In 2009, Alabama increased its prison population to over 31,000 people. That same period saw the state prison population nationwide decline for the first time in nearly 28 years as states implemented new technology and parole reforms to reduce reliance on incarceration in the face of crippling costs.
Alabama’s prison population expanded in 2009 by 3.5%, to 31,561. Hundreds of people are incarcerated in Alabama prisons for minor, nonviolent crimes like writing a bad check and simple possession of marijuana.
The Alabama Department of Corrections reports that 34% of the nearly 12,000 people entering the state’s prisons in 2008 are drug offenders. Alabama Chief Justice Sue Bell Cobb called on Alabama prosecutors to send these nonviolent offenders to drug courts instead of prison. Investing in treatment and diversion programs paid off in a big way for Texas, which saved nearly $2 billion in new prison construction and operations costs.
Across the country, according to the Public Safety Performance Project of the Pew Center on the States, the number of state prisoners declined by nearly 6000 people in 2009. Twenty-seven states reduced their number of inmates by adopting policies to “effectively reduce their prison populations, and save public funds, without sacrificing public safety.”
States succeeded in reducing inmate populations in part by ending the practice of returning low-risk parolees to prison for technical parole violations.
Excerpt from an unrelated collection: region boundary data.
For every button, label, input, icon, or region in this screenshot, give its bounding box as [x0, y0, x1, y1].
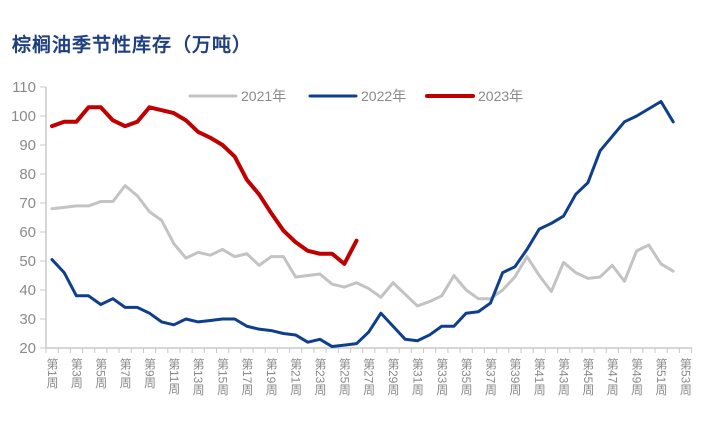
legend-label: 2022年	[361, 88, 406, 104]
x-tick-label: 第45周	[581, 358, 595, 396]
legend-label: 2021年	[241, 88, 286, 104]
x-tick-label: 第15周	[216, 358, 230, 396]
x-tick-label: 第17周	[240, 358, 254, 396]
x-tick-label: 第9周	[142, 358, 156, 390]
y-tick-label: 70	[19, 195, 36, 212]
series-line-2022年	[50, 100, 675, 349]
x-tick-label: 第19周	[264, 358, 278, 396]
y-tick-label: 80	[19, 166, 36, 183]
x-tick-label: 第13周	[191, 358, 205, 396]
y-tick-label: 100	[11, 108, 36, 125]
x-tick-label: 第33周	[435, 358, 449, 396]
x-tick-label: 第39周	[508, 358, 522, 396]
x-tick-label: 第11周	[167, 358, 181, 395]
x-tick-label: 第35周	[459, 358, 473, 396]
legend-label: 2023年	[478, 88, 523, 104]
x-tick-label: 第3周	[69, 358, 83, 390]
x-tick-label: 第21周	[289, 358, 303, 396]
x-tick-label: 第5周	[94, 358, 108, 390]
y-tick-label: 110	[12, 79, 36, 96]
y-tick-label: 30	[19, 311, 36, 328]
x-tick-label: 第29周	[386, 358, 400, 396]
series-line-2023年	[50, 105, 359, 266]
y-tick-label: 90	[19, 137, 36, 154]
x-tick-label: 第23周	[313, 358, 327, 396]
x-tick-label: 第51周	[654, 358, 668, 396]
x-tick-label: 第25周	[337, 358, 351, 396]
y-tick-label: 40	[19, 282, 36, 299]
y-tick-label: 20	[19, 340, 36, 357]
x-tick-label: 第49周	[630, 358, 644, 396]
x-tick-label: 第43周	[557, 358, 571, 396]
y-tick-label: 50	[19, 253, 36, 270]
x-tick-label: 第47周	[605, 358, 619, 396]
x-tick-label: 第27周	[362, 358, 376, 396]
x-tick-label: 第53周	[678, 358, 692, 396]
chart-title: 棕榈油季节性库存（万吨）	[12, 34, 253, 56]
x-tick-label: 第41周	[532, 358, 546, 396]
x-tick-label: 第1周	[45, 358, 59, 390]
x-tick-label: 第7周	[118, 358, 132, 390]
x-tick-label: 第37周	[483, 358, 497, 396]
y-tick-label: 60	[19, 224, 36, 241]
x-tick-label: 第31周	[410, 358, 424, 396]
series-line-2021年	[50, 184, 675, 308]
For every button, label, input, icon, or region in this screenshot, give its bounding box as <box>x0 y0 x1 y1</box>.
Re-incarcerating people who have committed no new crime costs Alabama taxpayers millions of dollars each year.
A bill to limit re-incarceration for technical violations has been proposed and is pending in the Alabama Legislature.
Corrections costs have quadrupled in the past 20 years and today account for 1 of every 15 state general fund discretionary dollars. Alabama officials, facing severe overcrowding and budget shortfalls, want judges and prosecutors to actually use sentencing reforms adopted several years ago to help bring down the prison population.
The Pew report found that, together with financial pressures, advances in supervision technology, such as GPS monitors, new treatment strategies that successfully reduce recidivism rates, and increases in public support for community corrections are working in many states to promote sentencing and parole reform and protect public safety.